しばらく冒険者をやっていて分かったが、結構帰って来なくなる奴が多い。
だというのに、格上の者に付いていく様な真似をすれば馬鹿にされる風習がある様だ。
歳が近かったり、ランクがそこまで離れていなければ良くある事だというのに。
大体3以上離れているランクの者とパーティを組むと、周りから冷やかされるみたいだ。
生き残る為には悪い選択ではないというのに、馬鹿らしい。
ケツを拭いてもらってるとか、金魚の糞などと呼ばれている者達をたまに見る。
どれもこれも俺と関係のない他所のパーティではあったものの、子供達がそんな風に呼ばれたら可哀そうだ。

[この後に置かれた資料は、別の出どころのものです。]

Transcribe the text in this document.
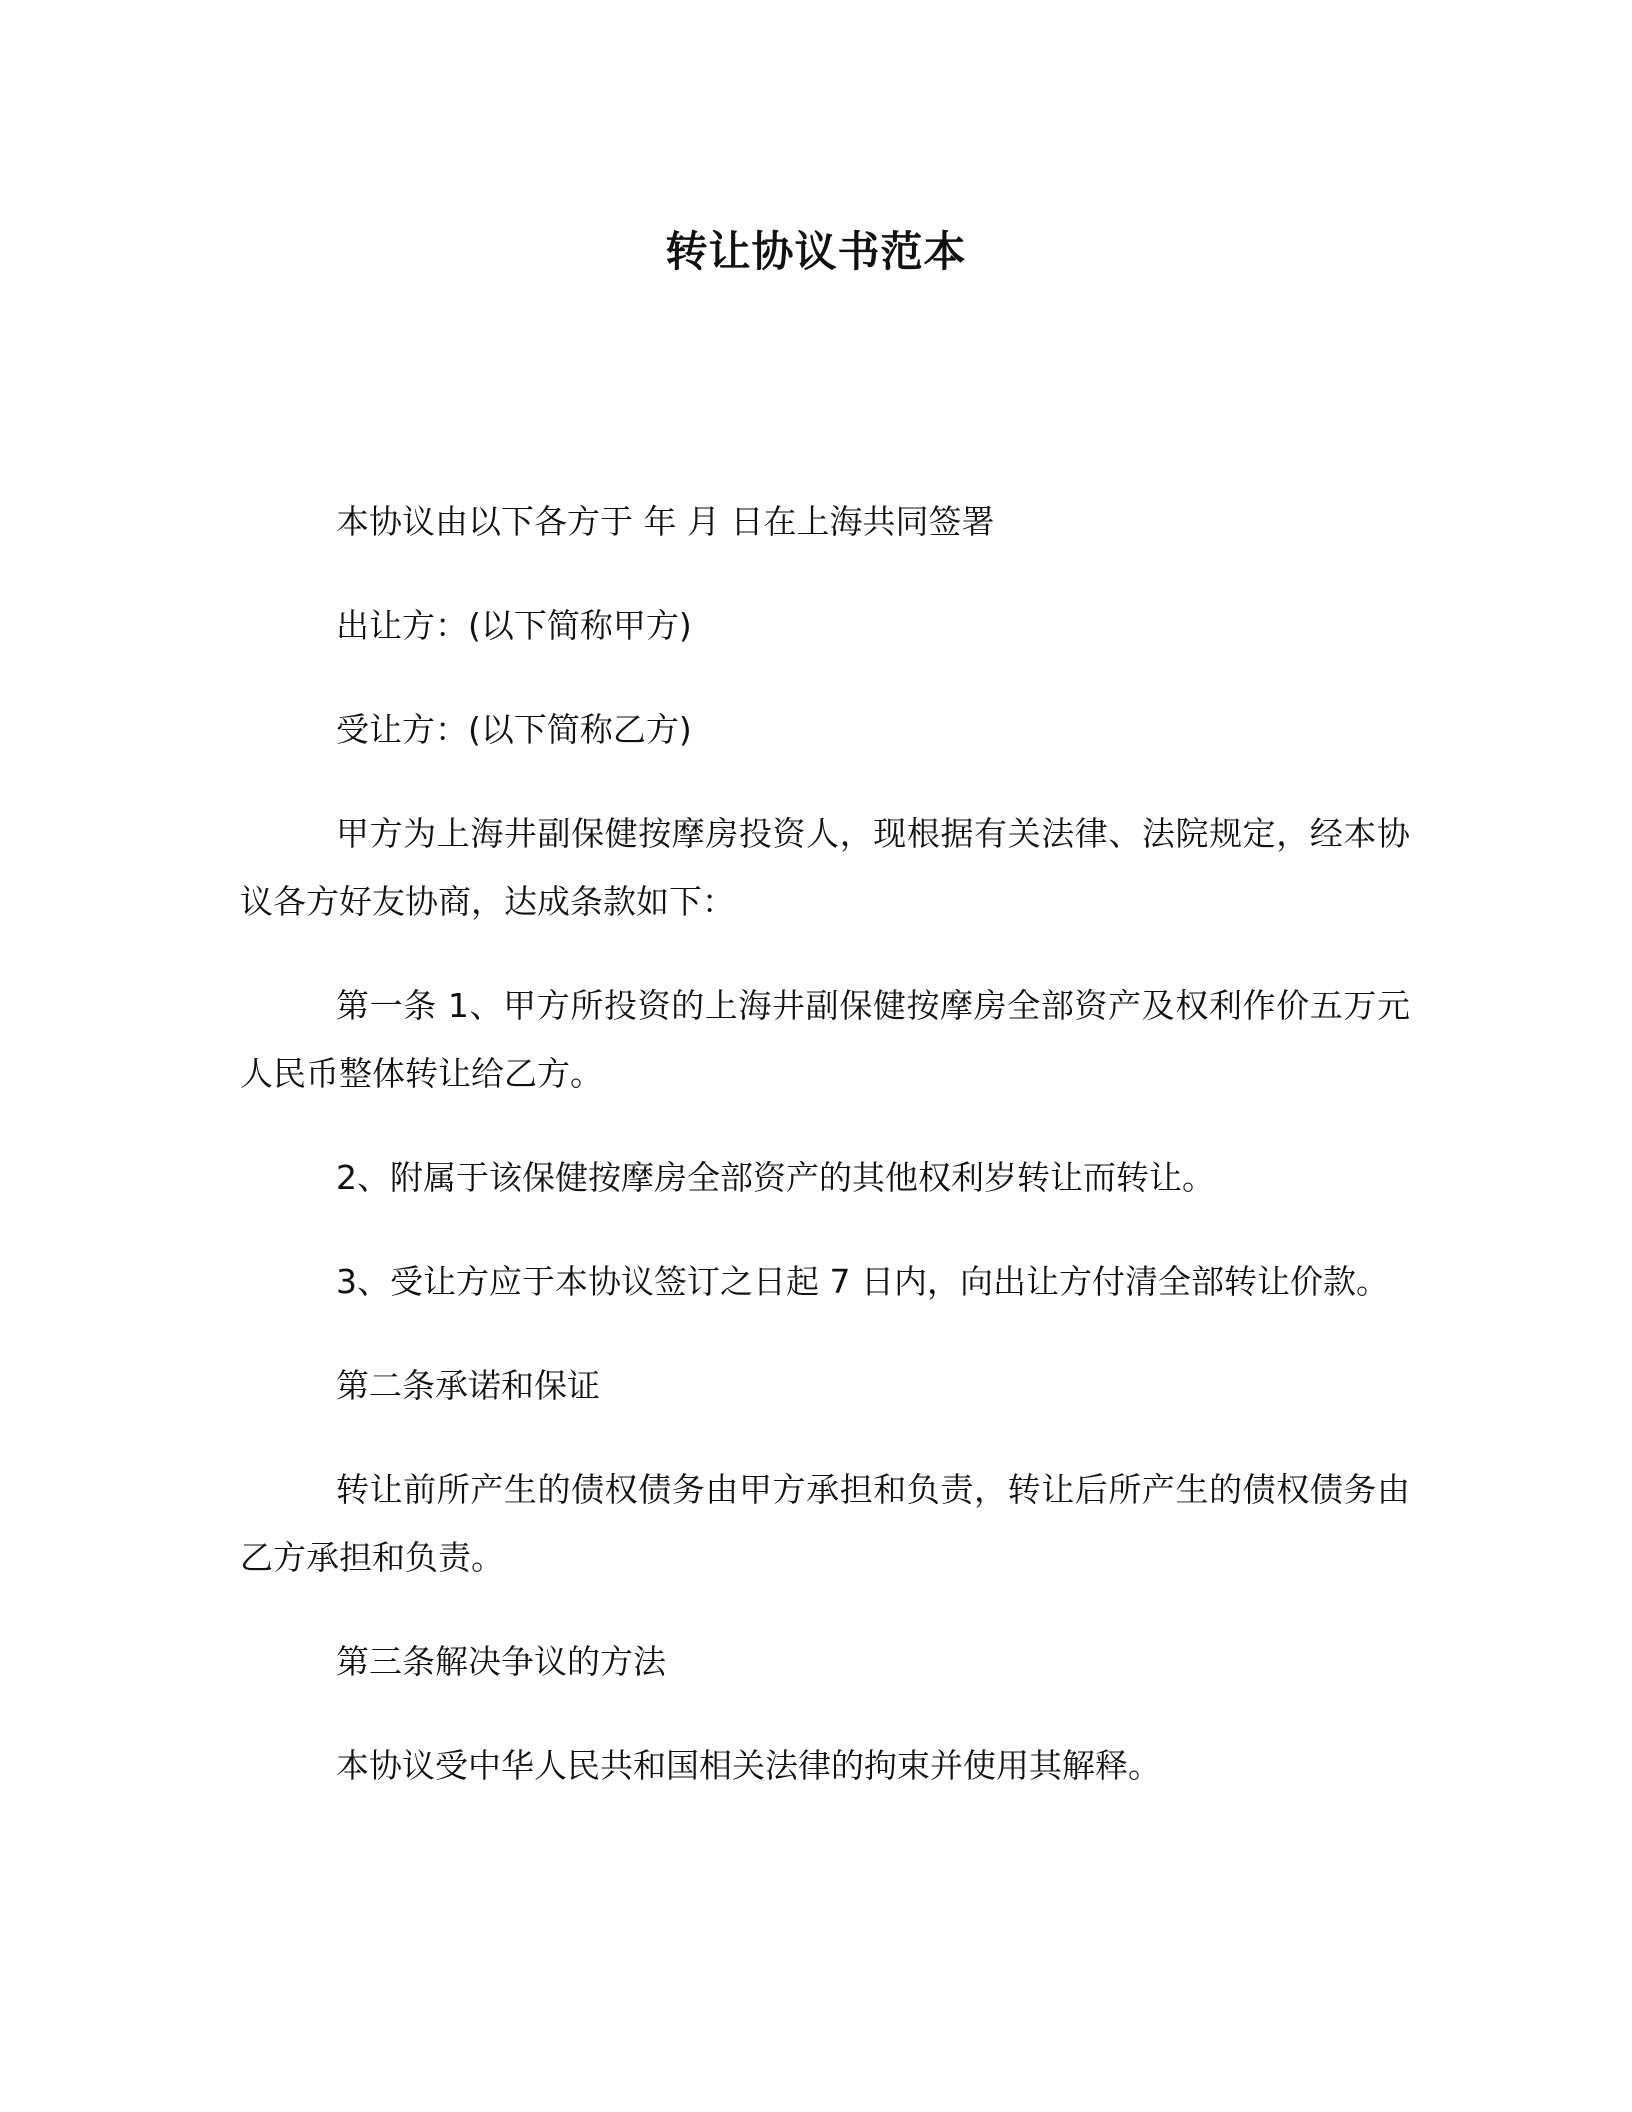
转让协议书范本

本协议由以下各方于 年 月 日在上海共同签署

出让方：(以下简称甲方)

受让方：(以下简称乙方)

甲方为上海井副保健按摩房投资人，现根据有关法律、法院规定，经本协议各方好友协商，达成条款如下：

第一条 1、甲方所投资的上海井副保健按摩房全部资产及权利作价五万元人民币整体转让给乙方。

2、附属于该保健按摩房全部资产的其他权利岁转让而转让。

3、受让方应于本协议签订之日起 7 日内，向出让方付清全部转让价款。

第二条承诺和保证

转让前所产生的债权债务由甲方承担和负责，转让后所产生的债权债务由乙方承担和负责。

第三条解决争议的方法

本协议受中华人民共和国相关法律的拘束并使用其解释。
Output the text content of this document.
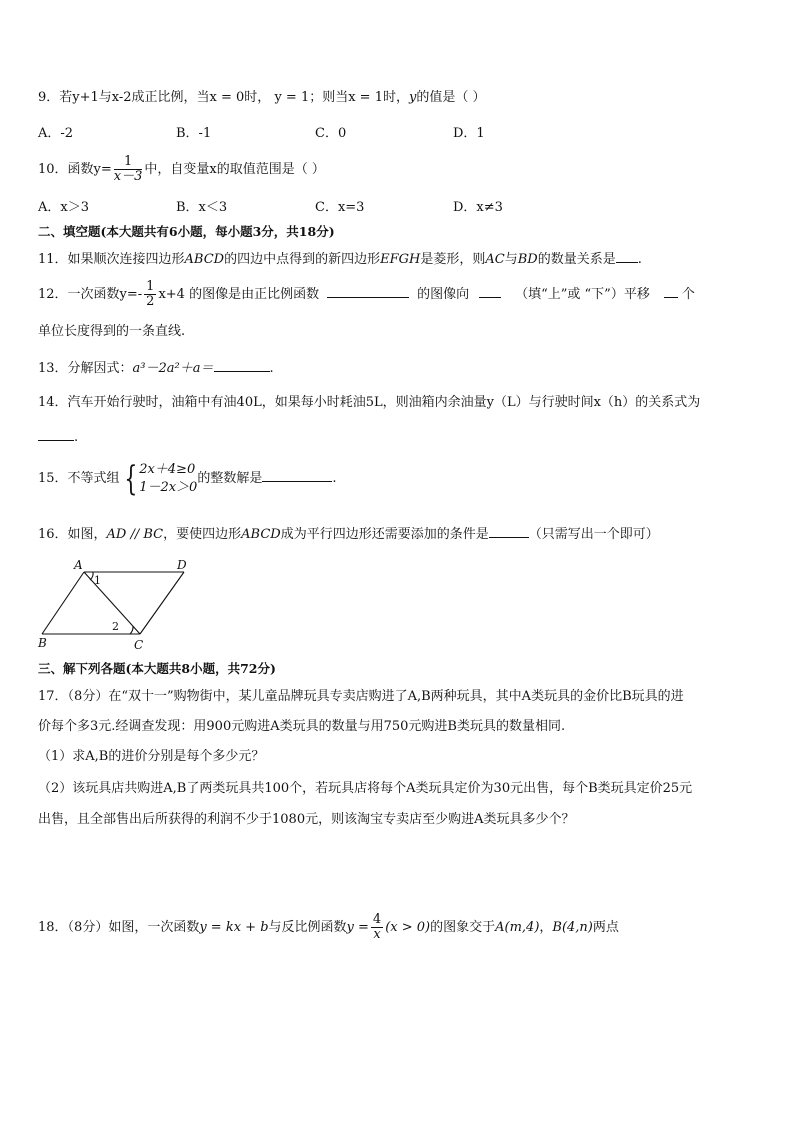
9．若y+1与x-2成正比例，当x = 0时， y = 1；则当x = 1时，y的值是（ ）
A．-2	B．-1	C．0	D．1
10．函数$y= \frac{1}{x-3}$ 中，自变量x的取值范围是（ ）
A．x＞3	B．x＜3	C．x=3	D．x≠3
二、填空题(本大题共有6小题，每小题3分，共18分)
11．如果顺次连接四边形ABCD的四边中点得到的新四边形EFGH是菱形，则AC与BD的数量关系是 .
12．一次函数$y=- \frac{1}{2} x+4$ 的图像是由正比例函数	的图像向	（填“上”或 “下”）平移 个
单位长度得到的一条直线.
13．分解因式：a³－2a²＋a＝	.
14．汽车开始行驶时，油箱中有油40L，如果每小时耗油5L，则油箱内余油量y（L）与行驶时间x（h）的关系式为
.
15．不等式组 { 2x＋4≥0
1－2x＞0
的整数解是	.
16．如图，AD // BC，要使四边形ABCD成为平行四边形还需要添加的条件是	（只需写出一个即可）
A	D
B	C
1
2
三、解下列各题(本大题共8小题，共72分)
17．（8分）在“双十一”购物街中，某儿童品牌玩具专卖店购进了A,B两种玩具，其中A类玩具的金价比B玩具的进
价每个多3元.经调查发现：用900元购进A类玩具的数量与用750元购进B类玩具的数量相同.
（1）求A,B的进价分别是每个多少元？
（2）该玩具店共购进A,B了两类玩具共100个，若玩具店将每个A类玩具定价为30元出售，每个B类玩具定价25元
出售，且全部售出后所获得的利润不少于1080元，则该淘宝专卖店至少购进A类玩具多少个？
18．（8分）如图，一次函数y = kx + b与反比例函数$y = \frac{4}{x} (x > 0)$的图象交于A(m,4)，B(4,n)两点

そしてキレる自信があったので、あえて俺はパーティ参加を辞退した訳だが。
今考えれば俺はランクを上げていないのだ、それこそミーヤと同ランク。
だったらついて行っても良かったのでは? なんて感想が出て来てしまう訳だが。
「それは止めた方が良いだろうね。どうしたってドレイクが守り過ぎるし、子供達も君が居れば安心し過ぎる。ミーヤという先輩一人に新人二人。それくらいの方が丁度良い緊張感はある気がするよ?」
ファリアは真剣な表情のまま、そう答えてくれた。
しかし、どこか不安そうにソワソワしている御様子。
「ま、普通はそれでも贅沢な状況じゃな。先輩が居るだけ、“楽”じゃろうて。何かあってもミーヤならサポートしてくれる、少しでも安心出来る材料はソコじゃ。普通なら新人だけのパーティなんてのも珍しくないと聞く」
ミサもぶっきらぼうに言い放つものの、落ち着かない様子でコツコツと爪でテーブルを叩いていた。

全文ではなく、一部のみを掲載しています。